First, there’s Dirk Benedict from the original version of Battlestar Galactica, whom I tormented in the Theater in the Round in NY in the mid 80’s when I was in high school. I made him give me an autograph and blew his cover. I doubt he’s forgiven me, so he’s out.


Then there’s Bill Clinton, whom I met while chaperoning my students on a field trip to a Baltimore Orioles game. Mr. Clinton shook my hand in a completely random moment of kindness (because, clearly, I am a person of no importance), and I responded by forgetting every pithy, clever comment I’d been honing and instead greeted him with a slightly subdued and breathy “hi”. Somehow, I don’t think he’ll remember me.


Last, and most lucrative, is my little brother. He’s a death metal rock star.
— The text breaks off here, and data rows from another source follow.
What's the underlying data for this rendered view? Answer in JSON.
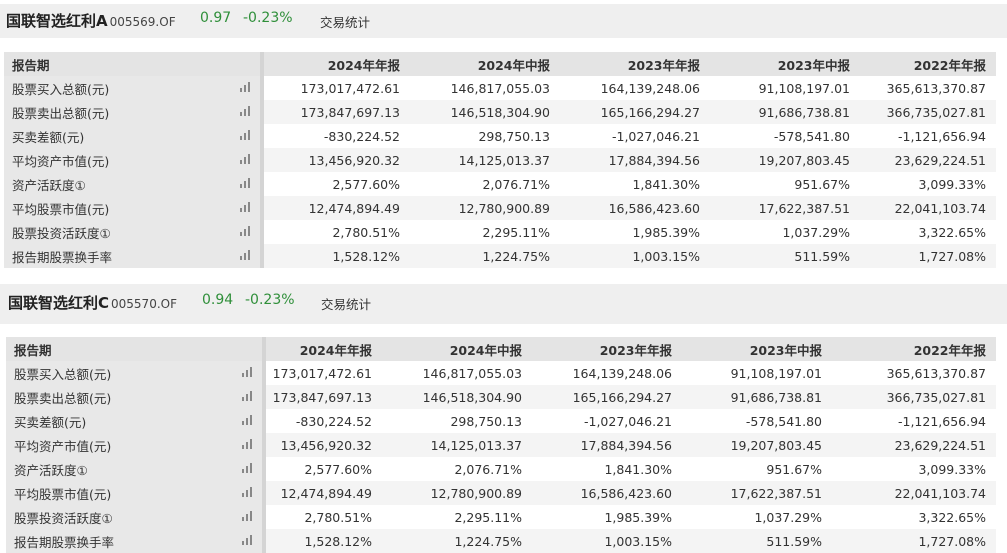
{
  "headers": [
    "报告期",
    "2024年年报",
    "2024年中报",
    "2023年年报",
    "2023年中报",
    "2022年年报"
  ],
  "row_labels": [
    "股票买入总额(元)",
    "股票卖出总额(元)",
    "买卖差额(元)",
    "平均资产市值(元)",
    "资产活跃度①",
    "平均股票市值(元)",
    "股票投资活跃度①",
    "报告期股票换手率"
  ],
  "icon_name": "bar-chart-icon",
  "accent_color": "#2f8f3a",
  "funds": [
    {
      "name": "国联智选红利A",
      "code": "005569.OF",
      "nav": "0.97",
      "change": "-0.23%",
      "trade_stats": "交易统计",
      "rows": [
        [
          "173,017,472.61",
          "146,817,055.03",
          "164,139,248.06",
          "91,108,197.01",
          "365,613,370.87"
        ],
        [
          "173,847,697.13",
          "146,518,304.90",
          "165,166,294.27",
          "91,686,738.81",
          "366,735,027.81"
        ],
        [
          "-830,224.52",
          "298,750.13",
          "-1,027,046.21",
          "-578,541.80",
          "-1,121,656.94"
        ],
        [
          "13,456,920.32",
          "14,125,013.37",
          "17,884,394.56",
          "19,207,803.45",
          "23,629,224.51"
        ],
        [
          "2,577.60%",
          "2,076.71%",
          "1,841.30%",
          "951.67%",
          "3,099.33%"
        ],
        [
          "12,474,894.49",
          "12,780,900.89",
          "16,586,423.60",
          "17,622,387.51",
          "22,041,103.74"
        ],
        [
          "2,780.51%",
          "2,295.11%",
          "1,985.39%",
          "1,037.29%",
          "3,322.65%"
        ],
        [
          "1,528.12%",
          "1,224.75%",
          "1,003.15%",
          "511.59%",
          "1,727.08%"
        ]
      ]
    },
    {
      "name": "国联智选红利C",
      "code": "005570.OF",
      "nav": "0.94",
      "change": "-0.23%",
      "trade_stats": "交易统计",
      "rows": [
        [
          "173,017,472.61",
          "146,817,055.03",
          "164,139,248.06",
          "91,108,197.01",
          "365,613,370.87"
        ],
        [
          "173,847,697.13",
          "146,518,304.90",
          "165,166,294.27",
          "91,686,738.81",
          "366,735,027.81"
        ],
        [
          "-830,224.52",
          "298,750.13",
          "-1,027,046.21",
          "-578,541.80",
          "-1,121,656.94"
        ],
        [
          "13,456,920.32",
          "14,125,013.37",
          "17,884,394.56",
          "19,207,803.45",
          "23,629,224.51"
        ],
        [
          "2,577.60%",
          "2,076.71%",
          "1,841.30%",
          "951.67%",
          "3,099.33%"
        ],
        [
          "12,474,894.49",
          "12,780,900.89",
          "16,586,423.60",
          "17,622,387.51",
          "22,041,103.74"
        ],
        [
          "2,780.51%",
          "2,295.11%",
          "1,985.39%",
          "1,037.29%",
          "3,322.65%"
        ],
        [
          "1,528.12%",
          "1,224.75%",
          "1,003.15%",
          "511.59%",
          "1,727.08%"
        ]
      ]
    }
  ]
}
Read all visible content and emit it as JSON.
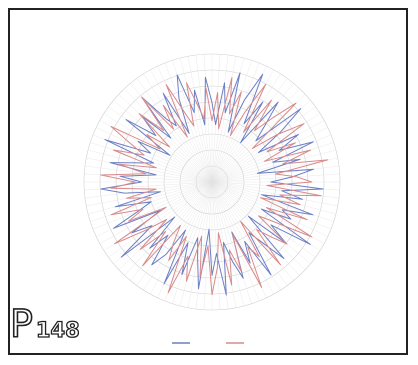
{
  "page_mark": {
    "letter": "P",
    "number": "148"
  },
  "colors": {
    "series_a": "#6b7fc6",
    "series_b": "#d98a8a",
    "grid": "#cfcfcf",
    "frame": "#222222"
  },
  "chart_data": {
    "type": "radar",
    "title": "",
    "grid": true,
    "legend_placement": "bottom",
    "series": [
      {
        "color": "#6b7fc6",
        "values": [
          0.62,
          0.45,
          0.78,
          0.55,
          0.88,
          0.41,
          0.69,
          0.93,
          0.52,
          0.74,
          0.38,
          0.81,
          0.6,
          0.47,
          0.9,
          0.66,
          0.43,
          0.77,
          0.58,
          0.85,
          0.5,
          0.71,
          0.36,
          0.8,
          0.63,
          0.46,
          0.87,
          0.55,
          0.72,
          0.4,
          0.83,
          0.59,
          0.68,
          0.44,
          0.91,
          0.57,
          0.75,
          0.39,
          0.82,
          0.61,
          0.49,
          0.86,
          0.53,
          0.7,
          0.42,
          0.79,
          0.64,
          0.48,
          0.89,
          0.56,
          0.73,
          0.37,
          0.84,
          0.6,
          0.45,
          0.76,
          0.51,
          0.88,
          0.43,
          0.67,
          0.8,
          0.54,
          0.71,
          0.4,
          0.92,
          0.58,
          0.74,
          0.46,
          0.85,
          0.62,
          0.5,
          0.78,
          0.41,
          0.69,
          0.87,
          0.55,
          0.72,
          0.44,
          0.81,
          0.6,
          0.48,
          0.9,
          0.53,
          0.66,
          0.39,
          0.83,
          0.57,
          0.75,
          0.47,
          0.86,
          0.61,
          0.52,
          0.79,
          0.42,
          0.7,
          0.88,
          0.56,
          0.73,
          0.45,
          0.82
        ]
      },
      {
        "color": "#d98a8a",
        "values": [
          0.48,
          0.7,
          0.42,
          0.83,
          0.55,
          0.74,
          0.39,
          0.6,
          0.87,
          0.46,
          0.79,
          0.52,
          0.68,
          0.9,
          0.41,
          0.63,
          0.85,
          0.49,
          0.72,
          0.44,
          0.81,
          0.57,
          0.92,
          0.5,
          0.66,
          0.78,
          0.43,
          0.86,
          0.54,
          0.71,
          0.4,
          0.8,
          0.47,
          0.89,
          0.59,
          0.45,
          0.76,
          0.62,
          0.51,
          0.84,
          0.38,
          0.69,
          0.58,
          0.91,
          0.44,
          0.73,
          0.55,
          0.82,
          0.4,
          0.67,
          0.88,
          0.5,
          0.75,
          0.43,
          0.8,
          0.61,
          0.93,
          0.47,
          0.7,
          0.56,
          0.42,
          0.85,
          0.53,
          0.77,
          0.46,
          0.64,
          0.9,
          0.41,
          0.72,
          0.58,
          0.83,
          0.49,
          0.68,
          0.44,
          0.79,
          0.6,
          0.87,
          0.52,
          0.74,
          0.45,
          0.81,
          0.57,
          0.7,
          0.9,
          0.48,
          0.63,
          0.43,
          0.78,
          0.55,
          0.86,
          0.51,
          0.71,
          0.4,
          0.84,
          0.59,
          0.46,
          0.8,
          0.62,
          0.5,
          0.73
        ]
      }
    ]
  }
}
Yes, I can claim stardom for him since women on the street stop him to have their picture taken with him (every time it happens with me around gentle mocking ensues, it is GREAT fun). I’m certain he could make me famous at his concerts by incorporating autism into his lyrics, somewhere between the references to rotting corpses and rancid brains. Since I kept him alive on Kraft macaroni and cheese for a few years during our childhood, I figure he owes me.


After indulging in my fantasies of a quick trip to fame for some time, alas, in a moment of clarity, I have come to realize I will just have to buckle down and get my name out there the old-fashioned way, simply by writing.


So, if you’ve received an email about this blog you either know me or my mother, and despite the fact that we’re all insanely busy these days, it would be great if you would visit it from time to time, perhaps leave a relatively appropriate comment, and badger everyone you know to visit it too. Thank you, and I promise (REALLY!) to respond!